Unfruchtbarkeit als Nebenwirkung von HPV-Impfstoffen: Japan zieht Unterstützung zurück

Lance Devon

Japans Gesundheitsministerium hat sich erstmals über die negativen Nebenwirkungen der HPV-Impfstoffe Gardasil und Cervarix geäußert, für die weltweit Werbung gemacht wird. Gardasil ist ein Produkt der Firma Merck, der Hersteller von Cervarix ist GlaxoSmithKline.

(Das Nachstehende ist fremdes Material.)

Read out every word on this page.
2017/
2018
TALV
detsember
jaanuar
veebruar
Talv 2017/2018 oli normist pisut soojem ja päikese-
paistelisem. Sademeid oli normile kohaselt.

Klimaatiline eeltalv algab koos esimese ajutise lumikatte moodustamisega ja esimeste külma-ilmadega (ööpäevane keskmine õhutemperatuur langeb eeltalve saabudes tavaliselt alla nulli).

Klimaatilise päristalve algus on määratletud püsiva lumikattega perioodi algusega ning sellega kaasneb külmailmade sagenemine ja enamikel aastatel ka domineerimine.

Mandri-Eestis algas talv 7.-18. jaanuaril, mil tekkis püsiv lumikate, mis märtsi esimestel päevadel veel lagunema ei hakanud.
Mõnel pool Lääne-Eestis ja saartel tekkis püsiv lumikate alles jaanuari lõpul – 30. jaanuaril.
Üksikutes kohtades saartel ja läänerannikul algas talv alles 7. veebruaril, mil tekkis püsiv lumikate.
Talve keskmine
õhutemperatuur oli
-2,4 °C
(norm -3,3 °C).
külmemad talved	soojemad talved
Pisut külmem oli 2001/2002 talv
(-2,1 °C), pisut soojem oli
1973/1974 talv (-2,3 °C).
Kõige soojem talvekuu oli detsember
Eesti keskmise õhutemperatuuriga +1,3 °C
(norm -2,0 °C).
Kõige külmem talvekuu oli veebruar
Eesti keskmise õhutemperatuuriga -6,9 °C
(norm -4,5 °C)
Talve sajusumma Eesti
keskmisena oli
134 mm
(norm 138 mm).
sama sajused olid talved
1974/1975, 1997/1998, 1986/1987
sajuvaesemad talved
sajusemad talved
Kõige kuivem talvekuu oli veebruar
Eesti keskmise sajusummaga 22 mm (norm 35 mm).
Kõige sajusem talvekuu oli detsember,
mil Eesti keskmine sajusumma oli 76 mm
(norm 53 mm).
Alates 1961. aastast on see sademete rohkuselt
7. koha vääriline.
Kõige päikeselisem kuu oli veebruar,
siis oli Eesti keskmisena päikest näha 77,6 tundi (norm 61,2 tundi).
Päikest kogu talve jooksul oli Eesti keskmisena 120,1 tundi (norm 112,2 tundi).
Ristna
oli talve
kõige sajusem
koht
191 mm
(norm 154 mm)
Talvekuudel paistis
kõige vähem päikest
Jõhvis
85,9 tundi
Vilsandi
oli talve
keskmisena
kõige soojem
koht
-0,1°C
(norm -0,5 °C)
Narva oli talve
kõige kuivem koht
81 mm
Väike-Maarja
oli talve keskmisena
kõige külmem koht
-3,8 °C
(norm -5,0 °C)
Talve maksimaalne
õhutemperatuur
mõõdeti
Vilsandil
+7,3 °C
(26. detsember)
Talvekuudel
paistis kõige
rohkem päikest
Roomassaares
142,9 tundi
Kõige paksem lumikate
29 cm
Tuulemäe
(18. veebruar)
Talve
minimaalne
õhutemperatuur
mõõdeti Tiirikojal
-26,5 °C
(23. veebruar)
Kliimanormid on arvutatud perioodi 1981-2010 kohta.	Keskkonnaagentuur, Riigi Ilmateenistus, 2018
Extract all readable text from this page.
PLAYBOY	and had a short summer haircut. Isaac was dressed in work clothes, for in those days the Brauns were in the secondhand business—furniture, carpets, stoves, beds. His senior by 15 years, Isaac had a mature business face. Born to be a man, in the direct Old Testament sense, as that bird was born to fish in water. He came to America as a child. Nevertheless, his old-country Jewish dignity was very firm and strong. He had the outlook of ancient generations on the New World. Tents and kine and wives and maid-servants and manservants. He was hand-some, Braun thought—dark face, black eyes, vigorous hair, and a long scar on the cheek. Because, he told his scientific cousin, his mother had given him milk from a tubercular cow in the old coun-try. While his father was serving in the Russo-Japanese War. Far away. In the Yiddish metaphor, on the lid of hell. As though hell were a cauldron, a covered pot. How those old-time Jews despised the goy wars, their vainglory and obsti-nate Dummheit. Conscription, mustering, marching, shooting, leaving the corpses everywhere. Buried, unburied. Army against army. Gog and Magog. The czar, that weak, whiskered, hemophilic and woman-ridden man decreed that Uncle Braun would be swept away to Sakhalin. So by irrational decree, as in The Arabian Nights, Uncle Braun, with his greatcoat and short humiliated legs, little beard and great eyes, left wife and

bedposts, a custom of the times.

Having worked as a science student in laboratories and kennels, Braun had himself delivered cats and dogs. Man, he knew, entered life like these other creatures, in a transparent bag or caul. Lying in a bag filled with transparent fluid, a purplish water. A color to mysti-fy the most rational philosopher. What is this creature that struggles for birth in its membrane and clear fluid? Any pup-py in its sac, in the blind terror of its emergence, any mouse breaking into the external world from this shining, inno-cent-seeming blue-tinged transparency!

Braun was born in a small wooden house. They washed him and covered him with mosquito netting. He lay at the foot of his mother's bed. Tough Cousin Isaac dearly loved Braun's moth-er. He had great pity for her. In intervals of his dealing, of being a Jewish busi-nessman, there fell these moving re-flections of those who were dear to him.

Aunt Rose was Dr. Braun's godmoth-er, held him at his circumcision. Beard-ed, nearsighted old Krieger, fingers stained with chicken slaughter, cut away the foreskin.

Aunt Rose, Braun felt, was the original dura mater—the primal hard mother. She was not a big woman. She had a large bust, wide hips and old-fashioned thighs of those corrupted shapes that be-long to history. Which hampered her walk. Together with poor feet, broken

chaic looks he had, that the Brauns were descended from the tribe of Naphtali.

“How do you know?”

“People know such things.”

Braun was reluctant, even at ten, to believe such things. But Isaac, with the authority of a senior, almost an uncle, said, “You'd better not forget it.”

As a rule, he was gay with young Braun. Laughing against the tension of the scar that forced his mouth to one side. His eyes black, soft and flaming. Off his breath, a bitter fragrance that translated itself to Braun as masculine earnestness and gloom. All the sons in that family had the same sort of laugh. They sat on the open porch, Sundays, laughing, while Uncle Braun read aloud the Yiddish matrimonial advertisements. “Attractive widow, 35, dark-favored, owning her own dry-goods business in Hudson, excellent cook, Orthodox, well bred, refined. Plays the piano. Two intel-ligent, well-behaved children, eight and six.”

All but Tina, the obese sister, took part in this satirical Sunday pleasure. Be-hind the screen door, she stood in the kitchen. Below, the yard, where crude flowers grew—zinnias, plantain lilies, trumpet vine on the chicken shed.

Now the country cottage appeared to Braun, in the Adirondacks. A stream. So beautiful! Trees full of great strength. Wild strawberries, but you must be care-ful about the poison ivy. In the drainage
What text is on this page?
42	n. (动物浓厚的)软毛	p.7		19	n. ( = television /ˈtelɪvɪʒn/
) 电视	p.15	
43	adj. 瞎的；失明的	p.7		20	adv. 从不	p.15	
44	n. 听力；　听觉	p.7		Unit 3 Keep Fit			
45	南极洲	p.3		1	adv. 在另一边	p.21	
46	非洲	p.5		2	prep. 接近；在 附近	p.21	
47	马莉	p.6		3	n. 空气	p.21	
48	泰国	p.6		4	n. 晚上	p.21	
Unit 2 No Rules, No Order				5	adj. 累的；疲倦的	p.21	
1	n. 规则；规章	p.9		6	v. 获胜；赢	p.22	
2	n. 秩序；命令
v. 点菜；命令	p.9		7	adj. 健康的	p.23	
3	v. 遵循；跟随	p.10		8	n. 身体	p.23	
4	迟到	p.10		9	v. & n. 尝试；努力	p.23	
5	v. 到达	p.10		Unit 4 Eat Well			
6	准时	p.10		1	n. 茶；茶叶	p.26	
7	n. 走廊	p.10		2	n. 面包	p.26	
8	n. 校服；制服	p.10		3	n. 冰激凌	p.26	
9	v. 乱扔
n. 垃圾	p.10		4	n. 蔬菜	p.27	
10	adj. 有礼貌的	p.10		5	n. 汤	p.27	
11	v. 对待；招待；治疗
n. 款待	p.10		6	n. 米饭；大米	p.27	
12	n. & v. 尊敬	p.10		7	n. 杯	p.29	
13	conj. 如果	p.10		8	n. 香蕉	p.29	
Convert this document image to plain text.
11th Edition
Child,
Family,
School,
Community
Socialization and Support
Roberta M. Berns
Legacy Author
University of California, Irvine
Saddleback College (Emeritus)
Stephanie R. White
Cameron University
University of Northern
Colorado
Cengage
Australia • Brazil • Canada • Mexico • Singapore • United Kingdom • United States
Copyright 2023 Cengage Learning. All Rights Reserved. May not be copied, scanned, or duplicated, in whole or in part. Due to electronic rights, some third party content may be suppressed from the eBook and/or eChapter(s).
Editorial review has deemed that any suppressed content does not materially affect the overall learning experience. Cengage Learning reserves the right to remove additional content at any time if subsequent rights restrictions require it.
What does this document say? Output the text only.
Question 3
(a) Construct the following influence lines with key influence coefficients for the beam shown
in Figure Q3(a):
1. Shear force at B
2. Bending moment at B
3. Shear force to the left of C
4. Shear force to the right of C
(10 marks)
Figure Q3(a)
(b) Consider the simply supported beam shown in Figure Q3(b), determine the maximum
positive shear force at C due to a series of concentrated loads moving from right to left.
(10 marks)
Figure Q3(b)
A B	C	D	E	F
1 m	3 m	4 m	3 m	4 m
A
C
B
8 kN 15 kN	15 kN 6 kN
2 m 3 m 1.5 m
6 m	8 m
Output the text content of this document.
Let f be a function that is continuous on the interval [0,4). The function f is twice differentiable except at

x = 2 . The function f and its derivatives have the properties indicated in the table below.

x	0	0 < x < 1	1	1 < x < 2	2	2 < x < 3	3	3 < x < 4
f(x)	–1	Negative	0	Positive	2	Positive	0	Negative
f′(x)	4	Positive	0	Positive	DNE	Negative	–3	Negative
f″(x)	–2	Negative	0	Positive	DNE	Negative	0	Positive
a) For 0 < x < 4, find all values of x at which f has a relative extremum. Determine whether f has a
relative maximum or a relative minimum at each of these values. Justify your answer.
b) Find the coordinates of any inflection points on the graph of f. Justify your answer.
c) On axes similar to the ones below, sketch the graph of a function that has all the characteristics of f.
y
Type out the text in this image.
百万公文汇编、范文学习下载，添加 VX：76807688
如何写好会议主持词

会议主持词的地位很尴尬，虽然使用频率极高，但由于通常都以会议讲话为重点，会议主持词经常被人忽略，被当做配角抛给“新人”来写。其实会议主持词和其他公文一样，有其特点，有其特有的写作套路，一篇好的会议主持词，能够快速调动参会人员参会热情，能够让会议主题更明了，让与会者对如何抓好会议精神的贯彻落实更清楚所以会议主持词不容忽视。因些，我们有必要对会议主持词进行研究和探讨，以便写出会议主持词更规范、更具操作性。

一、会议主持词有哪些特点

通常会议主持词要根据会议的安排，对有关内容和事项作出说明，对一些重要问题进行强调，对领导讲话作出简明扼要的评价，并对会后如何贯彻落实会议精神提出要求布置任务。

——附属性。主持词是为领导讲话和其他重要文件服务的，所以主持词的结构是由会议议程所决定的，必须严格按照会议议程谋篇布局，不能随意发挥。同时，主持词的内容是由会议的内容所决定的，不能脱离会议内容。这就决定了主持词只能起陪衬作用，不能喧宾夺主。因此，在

Bis heute sind allein in Japan rund 3,28 Millionen Menschen gegen HPV geimpft worden. Bislang liegen der japanischen Regierung Berichte über 1968 Fälle von schweren Nebenwirkungen vor. Die aus Japan gemeldeten Nebenwirkungen reichen von »lang anhaltenden Schmerzen und Taubheitsgefühl bis hin zu Unfruchtbarkeit und Lähmung«. Die japanische Regierung hat daraufhin beschlossen, ihre Unterstützung für die weithin angepriesenen, aber auch umstrittenen HPV-Impfungen zurückzuziehen.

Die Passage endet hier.